After dinner they walked back to the marina, stopping to wait for the green flash, but it was a no-show and they walked on as the evening closed in around them. The air was a bit cooler than it had been the past week, and Collins saw a bit of mackerel sky overhead...

"I wouldn't be surprised if we woke up to fog in the morning," he said, and Whittington looked up at the sky then.

"Yes indeed. By midnight. That's my guess."

"Your radar? What's the range?"

"Sixteen miles. Yours?"

"Thirty-six."

"Shipping lanes start about five miles offshore, the heavier stuff is mid-channel, however."

"Nothing like fog to spice up your life," Collins sighed.

"Is fog a problem?" Liz asked.

"Only if there's a problem," Collins said, grinning at her.

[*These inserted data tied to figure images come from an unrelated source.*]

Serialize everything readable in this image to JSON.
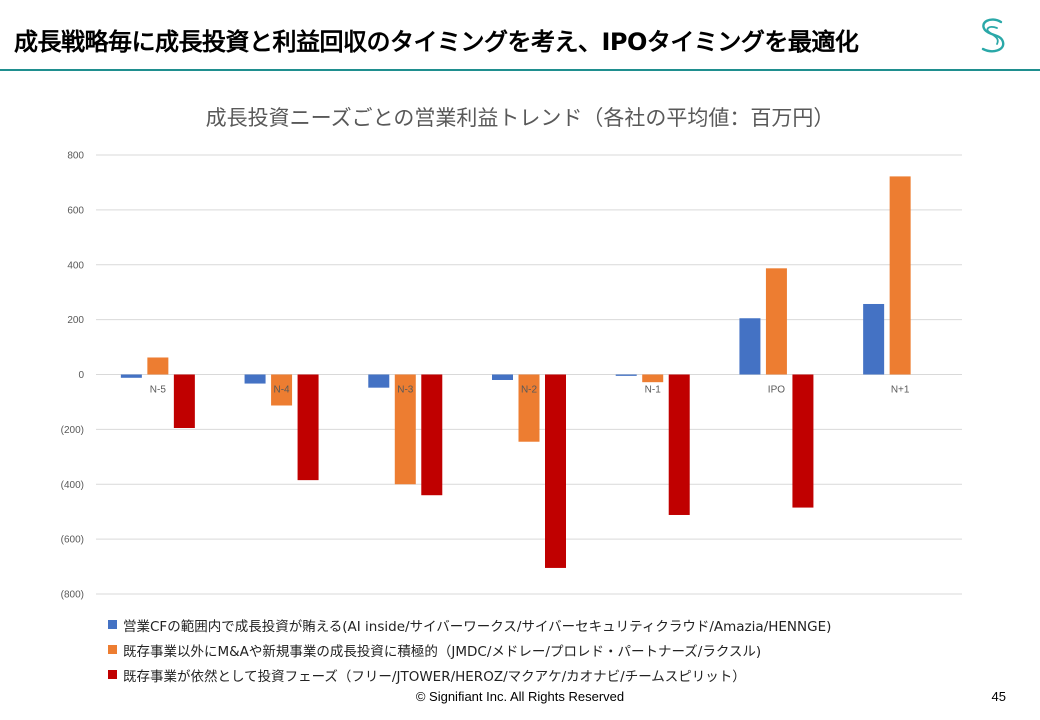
{
  "slide": {
    "title": "成長戦略毎に成長投資と利益回収のタイミングを考え、IPOタイミングを最適化",
    "footer": "© Signifiant Inc. All Rights Reserved",
    "page_number": "45"
  },
  "colors": {
    "rule": "#1f8f8f",
    "logo": "#2aa8a8",
    "series": [
      "#4472c4",
      "#ed7d31",
      "#c00000"
    ],
    "grid": "#d9d9d9",
    "tick_text": "#595959"
  },
  "chart_data": {
    "type": "bar",
    "title": "成長投資ニーズごとの営業利益トレンド（各社の平均値：百万円）",
    "categories": [
      "N-5",
      "N-4",
      "N-3",
      "N-2",
      "N-1",
      "IPO",
      "N+1"
    ],
    "y_ticks": [
      "800",
      "600",
      "400",
      "200",
      "0",
      "(200)",
      "(400)",
      "(600)",
      "(800)"
    ],
    "ylim": [
      -800,
      800
    ],
    "series": [
      {
        "name": "営業CFの範囲内で成長投資が賄える(AI inside/サイバーワークス/サイバーセキュリティクラウド/Amazia/HENNGE)",
        "values": [
          -12,
          -33,
          -48,
          -20,
          -5,
          205,
          257
        ]
      },
      {
        "name": "既存事業以外にM&Aや新規事業の成長投資に積極的（JMDC/メドレー/プロレド・パートナーズ/ラクスル)",
        "values": [
          62,
          -113,
          -400,
          -245,
          -28,
          387,
          722
        ]
      },
      {
        "name": "既存事業が依然として投資フェーズ（フリー/JTOWER/HEROZ/マクアケ/カオナビ/チームスピリット）",
        "values": [
          -195,
          -385,
          -440,
          -705,
          -512,
          -485,
          0
        ]
      }
    ]
  }
}
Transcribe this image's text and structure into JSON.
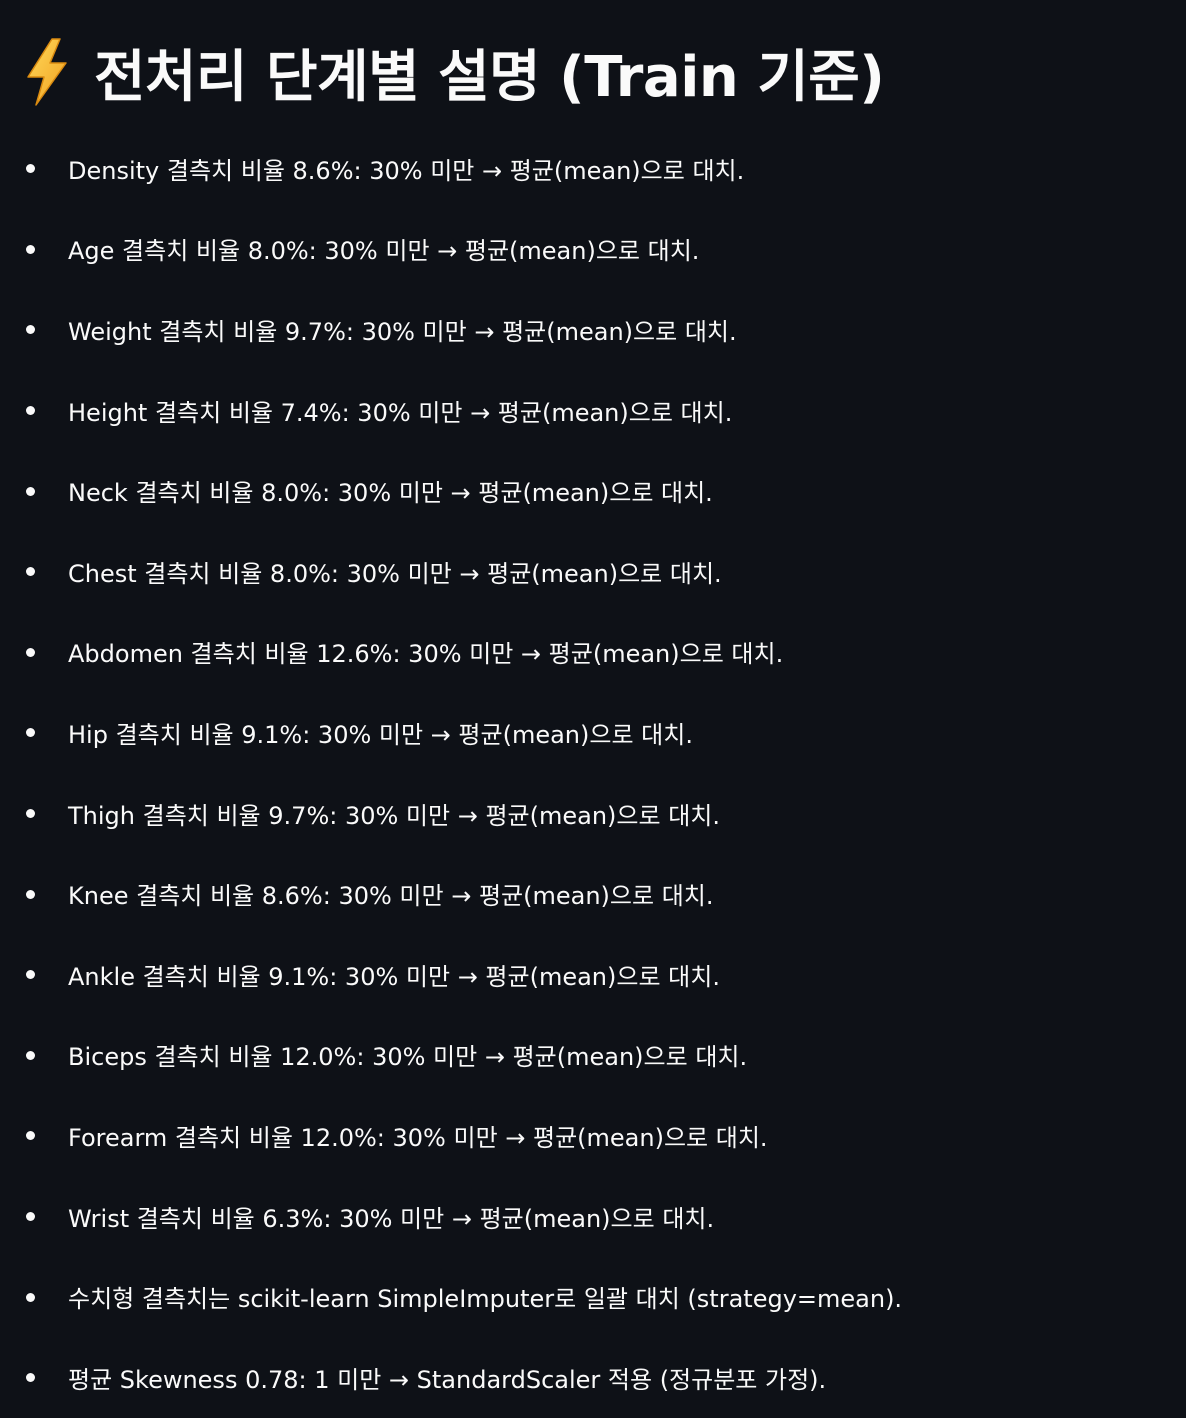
{
  "header": {
    "icon": "lightning-bolt-icon",
    "title": "전처리 단계별 설명 (Train 기준)"
  },
  "items": [
    "Density 결측치 비율 8.6%: 30% 미만 → 평균(mean)으로 대치.",
    "Age 결측치 비율 8.0%: 30% 미만 → 평균(mean)으로 대치.",
    "Weight 결측치 비율 9.7%: 30% 미만 → 평균(mean)으로 대치.",
    "Height 결측치 비율 7.4%: 30% 미만 → 평균(mean)으로 대치.",
    "Neck 결측치 비율 8.0%: 30% 미만 → 평균(mean)으로 대치.",
    "Chest 결측치 비율 8.0%: 30% 미만 → 평균(mean)으로 대치.",
    "Abdomen 결측치 비율 12.6%: 30% 미만 → 평균(mean)으로 대치.",
    "Hip 결측치 비율 9.1%: 30% 미만 → 평균(mean)으로 대치.",
    "Thigh 결측치 비율 9.7%: 30% 미만 → 평균(mean)으로 대치.",
    "Knee 결측치 비율 8.6%: 30% 미만 → 평균(mean)으로 대치.",
    "Ankle 결측치 비율 9.1%: 30% 미만 → 평균(mean)으로 대치.",
    "Biceps 결측치 비율 12.0%: 30% 미만 → 평균(mean)으로 대치.",
    "Forearm 결측치 비율 12.0%: 30% 미만 → 평균(mean)으로 대치.",
    "Wrist 결측치 비율 6.3%: 30% 미만 → 평균(mean)으로 대치.",
    "수치형 결측치는 scikit-learn SimpleImputer로 일괄 대치 (strategy=mean).",
    "평균 Skewness 0.78: 1 미만 → StandardScaler 적용 (정규분포 가정)."
  ],
  "colors": {
    "background": "#0e1117",
    "text": "#fafafa",
    "bolt": "#f5b731"
  }
}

"Which means what?" Deb said.

"It's no big deal with radar," Whittington said confidently as they resumed walking, but he moved in close to Collins then. "I haven't noticed. Do you have reflectors in the masts."

"Yup, on the shrouds, port and starboard. You?"

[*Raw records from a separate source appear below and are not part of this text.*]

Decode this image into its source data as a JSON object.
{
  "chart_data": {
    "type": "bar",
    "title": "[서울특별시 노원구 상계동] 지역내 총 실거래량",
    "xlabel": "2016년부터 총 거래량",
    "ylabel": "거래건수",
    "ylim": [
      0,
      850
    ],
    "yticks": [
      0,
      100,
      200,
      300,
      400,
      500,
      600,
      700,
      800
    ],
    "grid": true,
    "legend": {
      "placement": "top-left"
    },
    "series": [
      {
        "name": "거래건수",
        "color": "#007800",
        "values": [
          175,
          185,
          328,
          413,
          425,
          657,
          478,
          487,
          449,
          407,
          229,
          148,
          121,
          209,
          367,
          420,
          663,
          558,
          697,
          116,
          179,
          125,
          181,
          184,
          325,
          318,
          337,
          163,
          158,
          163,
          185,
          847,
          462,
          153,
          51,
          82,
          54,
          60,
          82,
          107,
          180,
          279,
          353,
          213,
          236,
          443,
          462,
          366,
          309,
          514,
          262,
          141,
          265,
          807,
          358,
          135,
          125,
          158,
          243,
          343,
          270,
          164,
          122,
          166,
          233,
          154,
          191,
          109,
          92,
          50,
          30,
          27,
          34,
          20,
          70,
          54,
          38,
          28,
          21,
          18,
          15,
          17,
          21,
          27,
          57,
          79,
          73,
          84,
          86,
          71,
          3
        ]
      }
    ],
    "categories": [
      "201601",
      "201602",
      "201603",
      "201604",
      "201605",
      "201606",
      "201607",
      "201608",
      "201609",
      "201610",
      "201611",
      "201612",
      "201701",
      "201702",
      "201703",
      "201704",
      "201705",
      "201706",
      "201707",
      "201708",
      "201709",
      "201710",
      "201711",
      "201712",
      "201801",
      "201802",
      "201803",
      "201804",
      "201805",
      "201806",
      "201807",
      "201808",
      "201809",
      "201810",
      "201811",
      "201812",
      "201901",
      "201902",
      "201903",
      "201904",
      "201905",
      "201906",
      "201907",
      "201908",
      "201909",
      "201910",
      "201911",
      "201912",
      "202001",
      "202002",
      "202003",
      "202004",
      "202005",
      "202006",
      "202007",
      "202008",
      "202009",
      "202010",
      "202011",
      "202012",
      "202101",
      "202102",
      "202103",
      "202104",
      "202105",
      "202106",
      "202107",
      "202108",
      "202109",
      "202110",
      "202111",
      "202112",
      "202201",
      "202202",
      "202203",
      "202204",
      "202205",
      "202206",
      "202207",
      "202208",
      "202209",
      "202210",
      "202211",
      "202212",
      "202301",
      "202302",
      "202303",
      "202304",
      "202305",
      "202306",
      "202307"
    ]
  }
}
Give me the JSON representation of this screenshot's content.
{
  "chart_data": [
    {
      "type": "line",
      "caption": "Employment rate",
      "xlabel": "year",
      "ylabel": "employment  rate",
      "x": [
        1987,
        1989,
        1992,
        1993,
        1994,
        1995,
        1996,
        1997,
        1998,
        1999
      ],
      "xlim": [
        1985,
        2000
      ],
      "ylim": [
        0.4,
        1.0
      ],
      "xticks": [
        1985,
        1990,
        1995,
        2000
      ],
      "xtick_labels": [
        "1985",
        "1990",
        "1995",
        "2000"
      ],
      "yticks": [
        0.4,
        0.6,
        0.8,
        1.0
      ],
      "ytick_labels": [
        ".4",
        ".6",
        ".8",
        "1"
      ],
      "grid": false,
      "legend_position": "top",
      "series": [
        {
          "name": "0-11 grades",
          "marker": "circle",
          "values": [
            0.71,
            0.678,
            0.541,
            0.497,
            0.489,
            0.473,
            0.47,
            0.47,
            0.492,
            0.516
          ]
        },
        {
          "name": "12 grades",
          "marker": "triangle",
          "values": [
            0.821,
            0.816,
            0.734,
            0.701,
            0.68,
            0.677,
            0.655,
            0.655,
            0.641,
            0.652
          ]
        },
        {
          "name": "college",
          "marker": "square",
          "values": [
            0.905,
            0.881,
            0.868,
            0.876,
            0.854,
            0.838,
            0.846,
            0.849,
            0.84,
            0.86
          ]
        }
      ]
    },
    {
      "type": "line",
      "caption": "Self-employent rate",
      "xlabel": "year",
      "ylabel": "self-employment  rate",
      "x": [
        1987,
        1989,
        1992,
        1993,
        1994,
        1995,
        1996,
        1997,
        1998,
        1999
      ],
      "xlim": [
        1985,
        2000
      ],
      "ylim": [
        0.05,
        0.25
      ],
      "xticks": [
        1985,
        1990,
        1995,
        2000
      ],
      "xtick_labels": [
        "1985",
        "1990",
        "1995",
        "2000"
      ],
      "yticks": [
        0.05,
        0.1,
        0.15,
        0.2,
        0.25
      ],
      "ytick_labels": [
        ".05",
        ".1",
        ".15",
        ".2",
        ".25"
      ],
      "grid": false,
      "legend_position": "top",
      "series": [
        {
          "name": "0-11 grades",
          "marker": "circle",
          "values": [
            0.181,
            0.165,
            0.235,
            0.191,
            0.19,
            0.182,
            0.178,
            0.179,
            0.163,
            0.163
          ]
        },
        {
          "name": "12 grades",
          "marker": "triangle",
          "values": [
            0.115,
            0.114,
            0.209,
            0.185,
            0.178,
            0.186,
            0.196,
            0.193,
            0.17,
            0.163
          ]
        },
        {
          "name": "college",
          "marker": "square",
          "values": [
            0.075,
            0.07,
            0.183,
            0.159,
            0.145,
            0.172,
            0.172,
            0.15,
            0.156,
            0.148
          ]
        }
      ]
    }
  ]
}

"Yes, of course. I think we should be out the breakwater just at slack water. 0440, I think it is, and get an early start on it. Sun should break it up by ten or so, and we can beat a lot of shipping out of the Solent that way."

"Sounds good to me. We'd better get some rest," Sumner said, looking at his watch.

"You decide when we're going to leave yet?" Rod asked as he came alongside.

"Pull out of the slip around 0430 or so," Whittington said. "Say about ten minutes to get all the lines aboard, so up on deck around 0415."

"Six hours of sleep if you're lucky," Collins added.

They walked down the long sloping drive to the marina, then out to the boats. Collins helped Liz and Deb aboard, then turned on the spreader lights and walked around the deck, checking dock lines and genoa sheet leads, then the safety lines on the anchors. He went below and checked the bilges and float-switches, made sure the gear Rod and Liz had carried aboard was safely stowed, then he bid them a good night. Sitting at the chart table by the companionway, he pulled out the Ship's Log and got it ready to update, the charts too, then went over breakers on the panel. He heard Deb in the shower and made a mental note to top off the water tanks first thing in the morning, then went forward and told Rod and Liz to keep any showering to a minimum -- at least until they were safely back ashore.

"What about now?" Liz asked.

"Deb's showering now, but as soon as she's through. Rod, let me show you how to get it going..." 'Five hours now,' Collins sighed as he thought about the short night ahead, but he was getting the same butterflies he had before every trip and wasn't sleepy, so he went in when Deb finished showering and brushed his teeth, then took his evening meds and waited for her on the bed.

"I'm beginning to know that look in your eyes," she said when she came in and lay beside him.

"Oh?"

"Horny?"

He grinned. "Every time I look at your legs."

"Sleepy?"

"Not at all. You?"

"Wide awake. Nervous -- and wide awake."

"Not much to be nervous about, not really."

"I've never been sailing, I seem to recall telling you. Matter of fact, only boat I've ever been on was a dinner cruise somewhere when I was a kid."

He smiled. "First time for everything, I reckon. Can you swim?"